Hi ran, thanks for your answer.
Of course I've analysed the assembly code, the software pipeline schedule is ii=4, in fact with 1200 loops the CPU CYCLES are 1200*4 ~= 4800 cycles. The compiler would like to LDDW many doubleword in a few cycles and than CMPYSP them.

I've tried to use a pointer instead of array elements, but nothing changes.
I cannot "put everything" into L1D memory, because L1D is only 32k and I've 1200 4x4 floating point matrices, they must reside into L2 memory...

OK More suggestions:

1. Make sure that the data is aligned on 8 bytes boundary and that you tell the compiler that the data is aligned.
2. make sure that L1D cache is not trashed constantly. You have three arrays there (two read one write) so if the alignment of the three vectors is the same in L1D, (and L1D has 2-ways association) and if the result vector is already in L1D cache (L1D is write through, it does not allocate cache line on writes) the code will constantly trash the data in L1D
3. Try to move the bank configuration. You can try and play with the pragma DATA_MEM_BANK and move one of the matrix around


Ran

Hi Ran,

1) data is aligned on 8 bytes with DATA_ALIGN and I'm using _nassert to tell this info to the compiler

2) L1D cache doesn't seem to be trashed, the simulators shows zero L1D.miss.conflict and zero L1D.stall.write_buf_full. I can see a lot of L1D.miss.read and thousands of CPU.stall.mem.l1D

3) unfortunately when i move the bank configuration I cannot use _amem8 anymore and the final results are worst than the previous one

New info:

1) nothing changes if I modify the algorithm using pointers instead of direct matrix access (pH+5 instead of ph[0][1][1] for example)

2) I've by fare better results if I don't change pH matrix every loop

For my application I need to increase pH by 16 and use the next 4x4 matrix, so pH+16 every loop (and I have such bad results)

If I change the algorithm with pH+4 every loop, the results are incorrect of course but "totale cycles" are reduced almost by 3 (with exactly the same "CPU cycles")

Do you have any idea? It's a pity to have such a great assembly but waste it with memory stalls

I fully agree with your last statement and I am running out of ideas.

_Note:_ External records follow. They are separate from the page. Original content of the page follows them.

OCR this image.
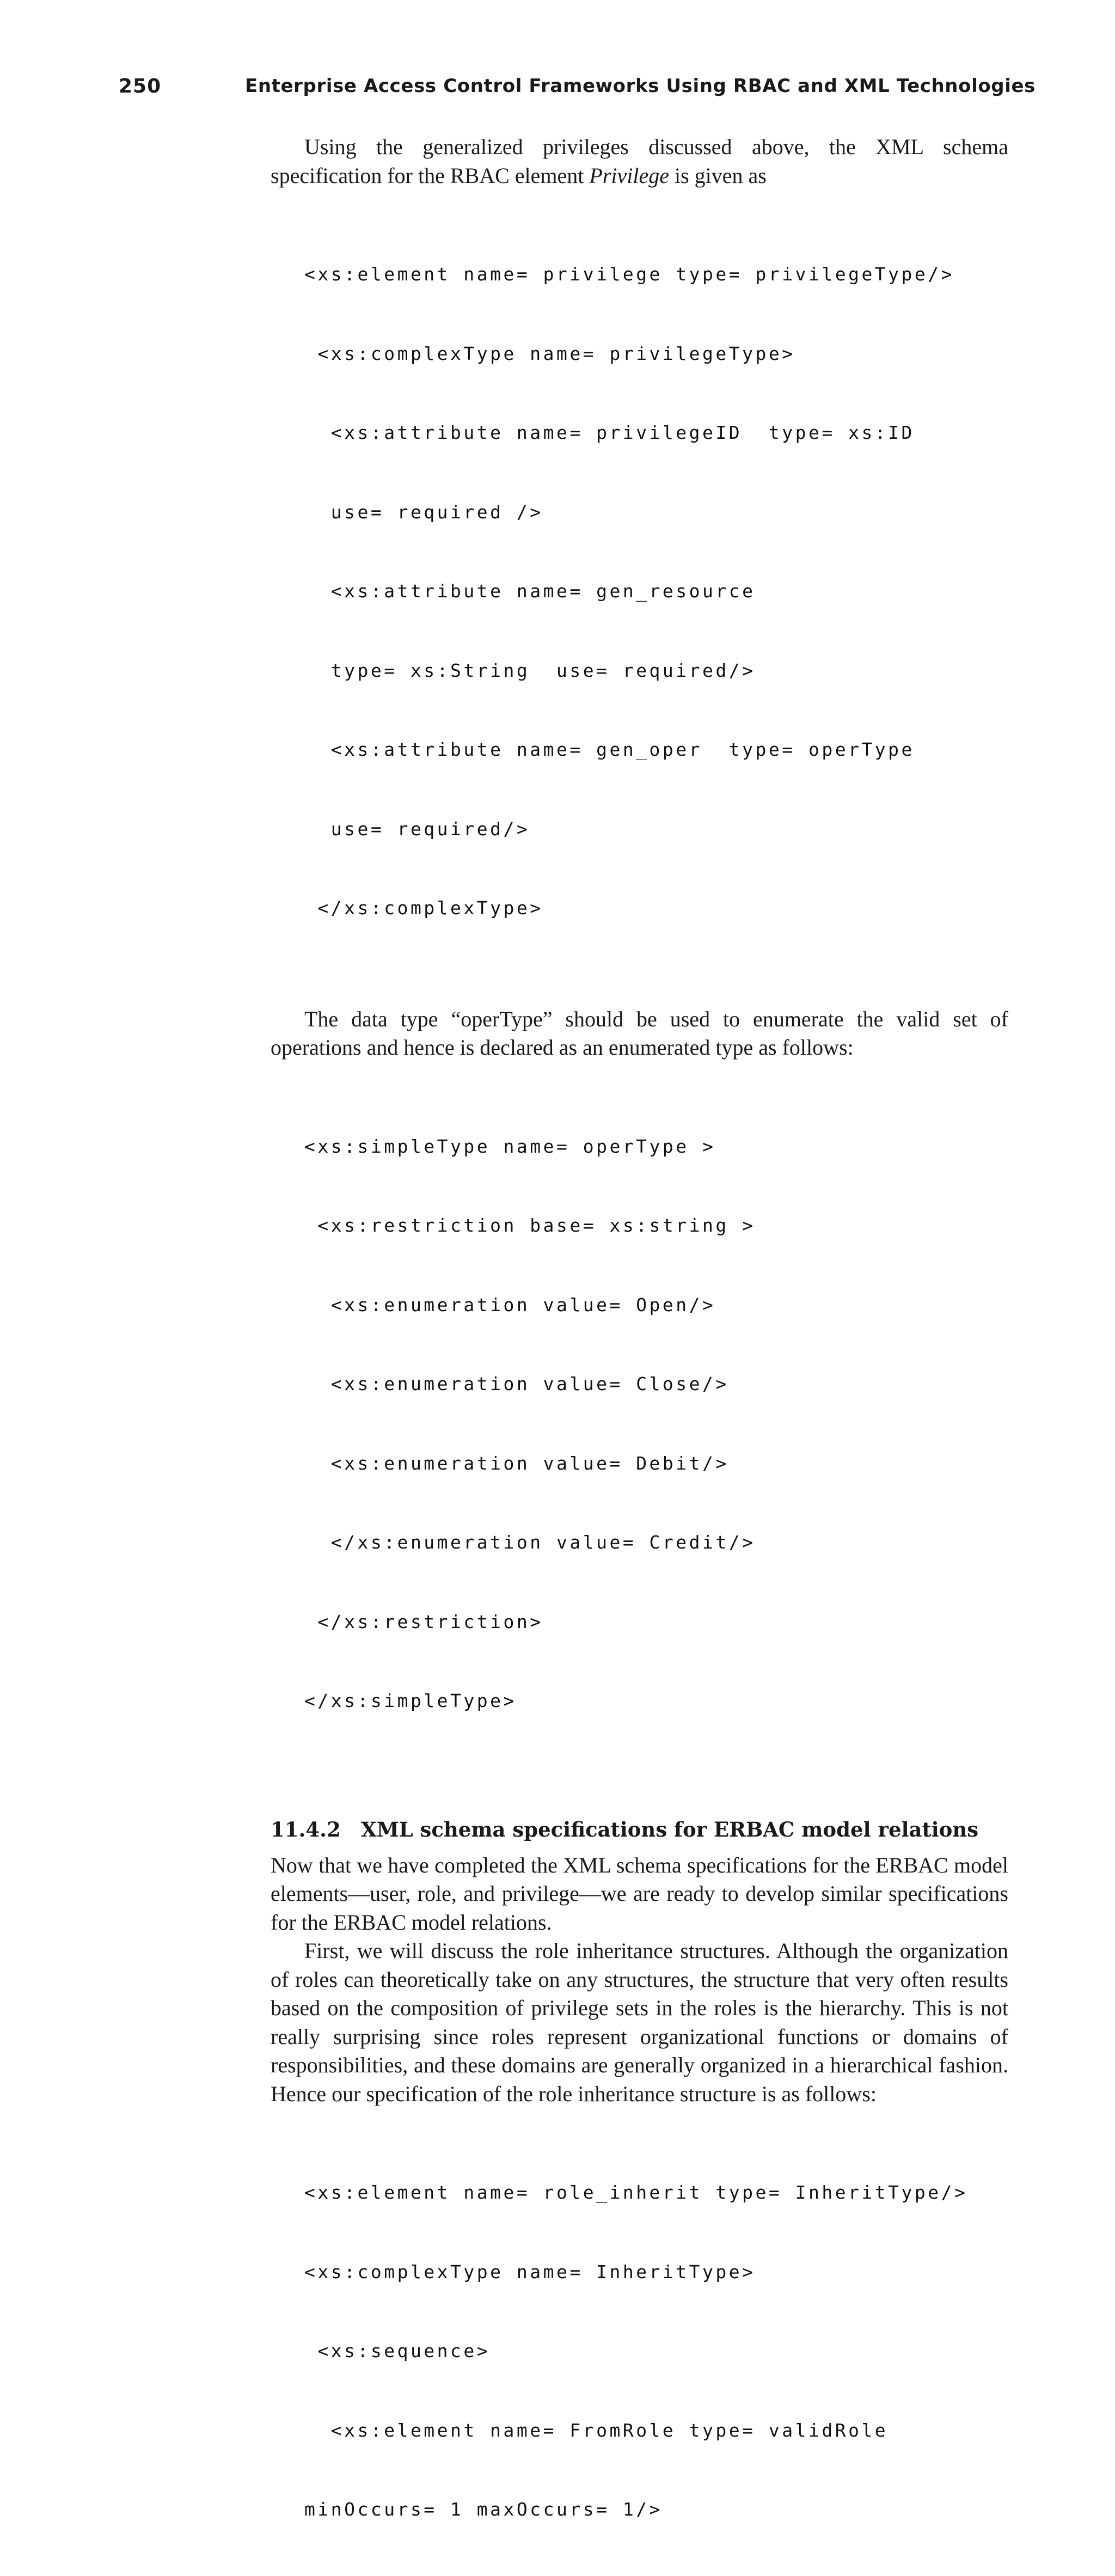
250	Enterprise Access Control Frameworks Using RBAC and XML Technologies

Using the generalized privileges discussed above, the XML schema specification for the RBAC element Privilege is given as

<xs:element name= privilege type= privilegeType/>

<xs:complexType name= privilegeType>

<xs:attribute name= privilegeID  type= xs:ID

use= required />

<xs:attribute name= gen_resource

type= xs:String  use= required/>

<xs:attribute name= gen_oper  type= operType

use= required/>

</xs:complexType>

The data type “operType” should be used to enumerate the valid set of operations and hence is declared as an enumerated type as follows:

<xs:simpleType name= operType >

<xs:restriction base= xs:string >

<xs:enumeration value= Open/>

<xs:enumeration value= Close/>

<xs:enumeration value= Debit/>

</xs:enumeration value= Credit/>

</xs:restriction>

</xs:simpleType>

11.4.2 XML schema specifications for ERBAC model relations

Now that we have completed the XML schema specifications for the ERBAC model elements—user, role, and privilege—we are ready to develop similar specifications for the ERBAC model relations.

First, we will discuss the role inheritance structures. Although the organization of roles can theoretically take on any structures, the structure that very often results based on the composition of privilege sets in the roles is the hierarchy. This is not really surprising since roles represent organizational functions or domains of responsibilities, and these domains are generally organized in a hierarchical fashion. Hence our specification of the role inheritance structure is as follows:

<xs:element name= role_inherit type= InheritType/>

<xs:complexType name= InheritType>

<xs:sequence>

<xs:element name= FromRole type= validRole

minOccurs= 1 maxOccurs= 1/>
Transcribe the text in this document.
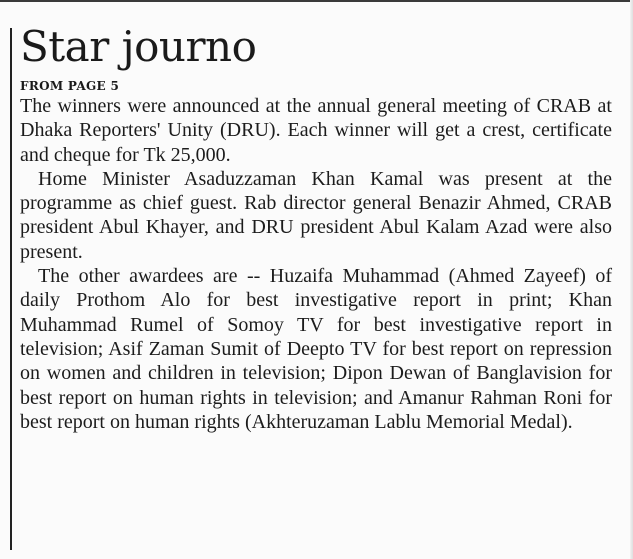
Star journo
FROM PAGE 5

The winners were announced at the annual general meeting of CRAB at Dhaka Reporters' Unity (DRU). Each winner will get a crest, certificate and cheque for Tk 25,000.

Home Minister Asaduzzaman Khan Kamal was present at the programme as chief guest. Rab director general Benazir Ahmed, CRAB president Abul Khayer, and DRU president Abul Kalam Azad were also present.

The other awardees are -- Huzaifa Muhammad (Ahmed Zayeef) of daily Prothom Alo for best investigative report in print; Khan Muhammad Rumel of Somoy TV for best investigative report in television; Asif Zaman Sumit of Deepto TV for best report on repression on women and children in television; Dipon Dewan of Banglavision for best report on human rights in television; and Amanur Rahman Roni for best report on human rights (Akhteruzaman Lablu Memorial Medal).
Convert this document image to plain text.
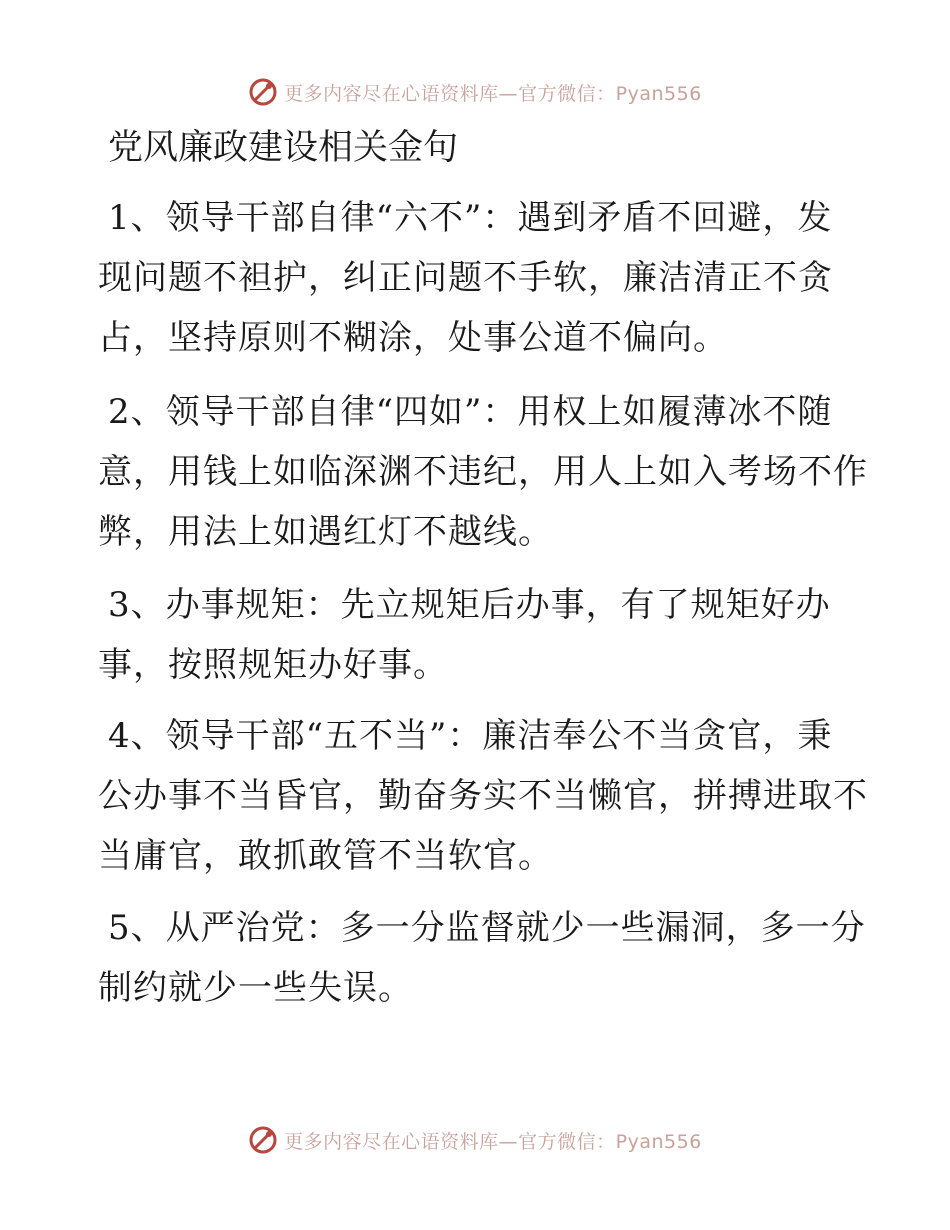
更多内容尽在心语资料库—官方微信：Pyan556
党风廉政建设相关金句
1、领导干部自律“六不”：遇到矛盾不回避，发
现问题不袒护，纠正问题不手软，廉洁清正不贪
占，坚持原则不糊涂，处事公道不偏向。
2、领导干部自律“四如”：用权上如履薄冰不随
意，用钱上如临深渊不违纪，用人上如入考场不作
弊，用法上如遇红灯不越线。
3、办事规矩：先立规矩后办事，有了规矩好办
事，按照规矩办好事。
4、领导干部“五不当”：廉洁奉公不当贪官，秉
公办事不当昏官，勤奋务实不当懒官，拼搏进取不
当庸官，敢抓敢管不当软官。
5、从严治党：多一分监督就少一些漏洞，多一分
制约就少一些失误。
更多内容尽在心语资料库—官方微信：Pyan556
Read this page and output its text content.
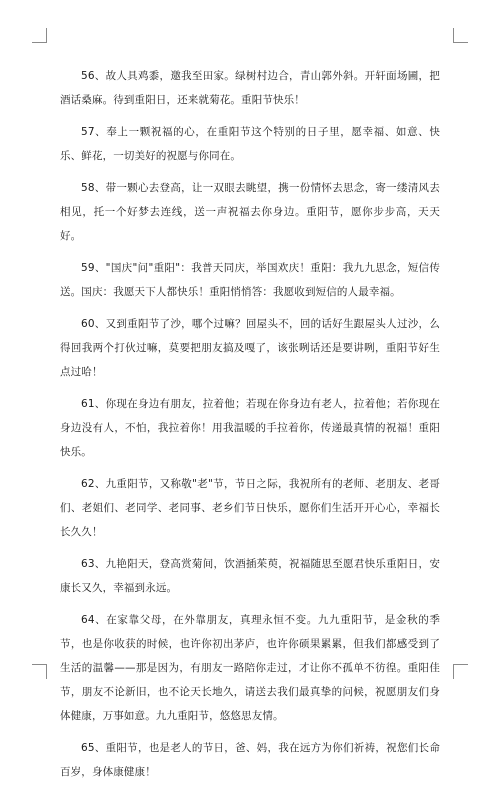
56、故人具鸡黍，邀我至田家。绿树村边合，青山郭外斜。开轩面场圃，把酒话桑麻。待到重阳日，还来就菊花。重阳节快乐！

57、奉上一颗祝福的心，在重阳节这个特别的日子里，愿幸福、如意、快乐、鲜花，一切美好的祝愿与你同在。

58、带一颗心去登高，让一双眼去眺望，携一份情怀去思念，寄一缕清风去相见，托一个好梦去连线，送一声祝福去你身边。重阳节，愿你步步高，天天好。

59、"国庆"问"重阳"：我普天同庆，举国欢庆！重阳：我九九思念，短信传送。国庆：我愿天下人都快乐！重阳悄悄答：我愿收到短信的人最幸福。

60、又到重阳节了沙，哪个过嘛？回屋头不，回的话好生跟屋头人过沙，么得回我两个打伙过嘛，莫要把朋友搞及嘎了，该张咧话还是要讲咧，重阳节好生点过哈！

61、你现在身边有朋友，拉着他；若现在你身边有老人，拉着他；若你现在身边没有人，不怕，我拉着你！用我温暖的手拉着你，传递最真情的祝福！重阳快乐。

62、九重阳节，又称敬"老"节，节日之际，我祝所有的老师、老朋友、老哥们、老姐们、老同学、老同事、老乡们节日快乐，愿你们生活开开心心，幸福长长久久！

63、九艳阳天，登高赏菊间，饮酒插茱萸，祝福随思至愿君快乐重阳日，安康长又久，幸福到永远。

64、在家靠父母，在外靠朋友，真理永恒不变。九九重阳节，是金秋的季节，也是你收获的时候，也许你初出茅庐，也许你硕果累累，但我们都感受到了生活的温馨——那是因为，有朋友一路陪你走过，才让你不孤单不彷徨。重阳佳节，朋友不论新旧，也不论天长地久，请送去我们最真挚的问候，祝愿朋友们身体健康，万事如意。九九重阳节，悠悠思友情。

65、重阳节，也是老人的节日，爸、妈，我在远方为你们祈祷，祝您们长命百岁，身体康健康！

I do wonder if you always get data from L2 and not L1D. Please reconsider put everything in L1D (do it on few matrices) and see how fast you run. How many times the algorithm uses each value? If only once, then L1D cache does not help, right? When you increase ph by 4 you actually use the same value again, so you get speed up from the cache. Is it possible that you actually always read from L2 because you use each value only once?

Please try to put soe matrices in L1D and repeat the experiment and then get back to the posting. This is really an interesting issue

Best regards

Ran

Hi Ran, putting all input data to L1RAM the performances are great, no L1D memory stall and "CPU cycles" are almost identical do "Total Cycles"

> How many times the algorithm uses each value?
Only once, for all inputs. L1D cache should help because when I load one dword I expect that also following dwords are loaded from L2 at the same time, am I right?

Another information... since I use only the diagonal values of those matrix I've created a new buffer containing only those values.

So the algorithm became:

{ loop 1200 times, every loop pH matrix is changing }

_amemd8(&pS[0]) = _complex_mpysp(_amemd8(&pH[0][0]), r0);
_amemd8(&pS[1]) = _complex_mpysp(_amemd8(&pH[0][1]), r1);
_amemd8(&pS[2]) = _complex_mpysp(_amemd8(&pH[0][2]), r2);
_amemd8(&pS[3]) = _complex_mpysp(_amemd8(&pH[0][3]), r3);

{ end loop }

In memory all values are one after the other, and the results are much better than before
Of course in order to use this solution I have to create another buffer and waste a lot of memory (and cpu time to fill it)...

Yes I agree, it seems an L2 to L1 CPU stall waiting for data.
Is there any way to "force" the DSP to load a certain amount of data to L1 cache?
It would be great to load some data before starting executing the algorithm...

I've found something on "DSP Cache user guide" about the assembly routine “touch”, that can be used to allocate length bytes of a memory buffer *array into L1D... do you think it could help?

Touch enables you to pre-load data into the cache. But of course it takes cycles to load the data. The advantage is for example if you have real-time system that is waiting for an even to start processing. If the system is not busy before the even occurs and then has to process very fast, it makes sense to pre-load all needed data using touch.

Is this your case?

Ran

No this is not my case, unfortunately.

I suggest everybody with same issues to read carefully the "DSP Cache User Guide" that has tons of details about these kind of problems.

The solution to my performance issue could be:
1) create a new buffer containing just the matrix diagonal (the cache load works better)
2) once the data has been loaded, use it for complex operation before moving to another load, because loading data could be longer than making complex operations like multiplications ore sums...

Thanks for your help, bye